However hard, use language with its rules

An Oxford English Dictionary. English spelling is a reflection of the pronunciation of a dead language. PHOTO | FILE | NATION MEDIA GROUP

What you need to know:

  • In all former European colonies, all of a newspaper’s editorial personnel are forced to use a language imposed on the given country’s elite by the buccaneers of the colonising European tribe.

In an example of what a European media commentator used to dismiss as “ … the pseudo-facts of newspaper headlines …”, a Nation sub-editor wrote as follows in the September 20 edition: Obado is father of Sharon baby: DNA.

Though accustomed to such locutions, many intelligent newspaper readers might have been forced to ask: What on earth is a “Sharon baby”?

The answer, of course, is that the writer transposed the two words and failed to insert the apostrophe “s” into an appropriate place in his or her sentence.

If communication is what you are in the marketplace to sell, please use the apostrophe “s” and say “Sharon’s baby”.

For page one is the responsibility of somebody high up in the hierarchy of a newspaper establishment, closely monitored by the managing editor himself or herself even the editor-in-chief is actively interested in how all the pages are progressing.
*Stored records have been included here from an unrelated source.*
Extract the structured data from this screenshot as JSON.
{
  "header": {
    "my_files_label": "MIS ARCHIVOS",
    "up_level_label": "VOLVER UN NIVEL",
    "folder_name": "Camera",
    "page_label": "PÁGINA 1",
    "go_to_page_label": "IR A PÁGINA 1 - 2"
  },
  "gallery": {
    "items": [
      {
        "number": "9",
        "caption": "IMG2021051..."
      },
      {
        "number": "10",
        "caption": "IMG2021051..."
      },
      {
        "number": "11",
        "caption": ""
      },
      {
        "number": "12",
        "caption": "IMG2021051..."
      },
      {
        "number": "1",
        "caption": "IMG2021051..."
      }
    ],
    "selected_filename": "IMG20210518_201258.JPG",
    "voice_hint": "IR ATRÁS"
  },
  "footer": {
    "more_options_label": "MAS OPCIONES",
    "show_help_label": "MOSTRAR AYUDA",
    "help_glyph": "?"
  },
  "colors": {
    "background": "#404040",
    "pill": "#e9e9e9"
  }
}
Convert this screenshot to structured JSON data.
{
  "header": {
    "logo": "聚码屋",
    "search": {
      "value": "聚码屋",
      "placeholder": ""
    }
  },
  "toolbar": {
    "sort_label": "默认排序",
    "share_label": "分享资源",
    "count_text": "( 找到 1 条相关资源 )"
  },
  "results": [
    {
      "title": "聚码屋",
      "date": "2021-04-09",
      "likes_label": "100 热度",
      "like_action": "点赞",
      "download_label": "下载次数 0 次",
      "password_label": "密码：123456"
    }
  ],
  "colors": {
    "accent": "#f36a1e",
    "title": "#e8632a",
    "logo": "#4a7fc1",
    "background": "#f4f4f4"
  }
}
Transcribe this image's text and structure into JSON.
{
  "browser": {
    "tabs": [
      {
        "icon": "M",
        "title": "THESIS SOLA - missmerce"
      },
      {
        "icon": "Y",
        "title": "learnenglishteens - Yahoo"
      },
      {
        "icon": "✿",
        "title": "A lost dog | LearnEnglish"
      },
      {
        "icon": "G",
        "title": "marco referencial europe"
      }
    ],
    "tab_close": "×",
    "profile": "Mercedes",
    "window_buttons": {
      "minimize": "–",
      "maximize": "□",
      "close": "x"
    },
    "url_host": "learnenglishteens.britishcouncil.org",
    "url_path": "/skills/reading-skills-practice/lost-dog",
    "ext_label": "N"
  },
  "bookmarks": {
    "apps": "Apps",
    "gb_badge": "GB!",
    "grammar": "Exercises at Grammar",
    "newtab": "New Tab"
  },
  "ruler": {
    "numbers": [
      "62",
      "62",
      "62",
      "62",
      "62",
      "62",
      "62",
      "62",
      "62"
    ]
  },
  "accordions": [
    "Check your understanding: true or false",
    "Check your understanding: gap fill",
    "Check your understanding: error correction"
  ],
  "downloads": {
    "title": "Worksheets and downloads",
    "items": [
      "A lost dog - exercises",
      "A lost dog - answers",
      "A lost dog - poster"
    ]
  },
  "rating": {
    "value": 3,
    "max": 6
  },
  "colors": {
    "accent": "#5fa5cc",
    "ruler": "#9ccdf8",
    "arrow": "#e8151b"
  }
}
For time is of the essence. Yet, as the myrmidon of the managing editor, the chief sub-editor closely monitors the activities of all the sub-editors. And he or she is frequently obliged to reject a proposed headline and to force its sub-editorial author to try again.

SPELLING

Even what one media historian dismisses as “ … the pseudo-facts of newspaper headlines …” are ultimately the sub-editors’ responsibility.

The problem is that, in all former European colonies, all of a newspaper’s editorial personnel are forced to use a language imposed on the given country’s elite by the buccaneers of the colonising European tribe.

But English imposes special difficulties on all foreigners which no sensible language should ever impose on the natives of any country.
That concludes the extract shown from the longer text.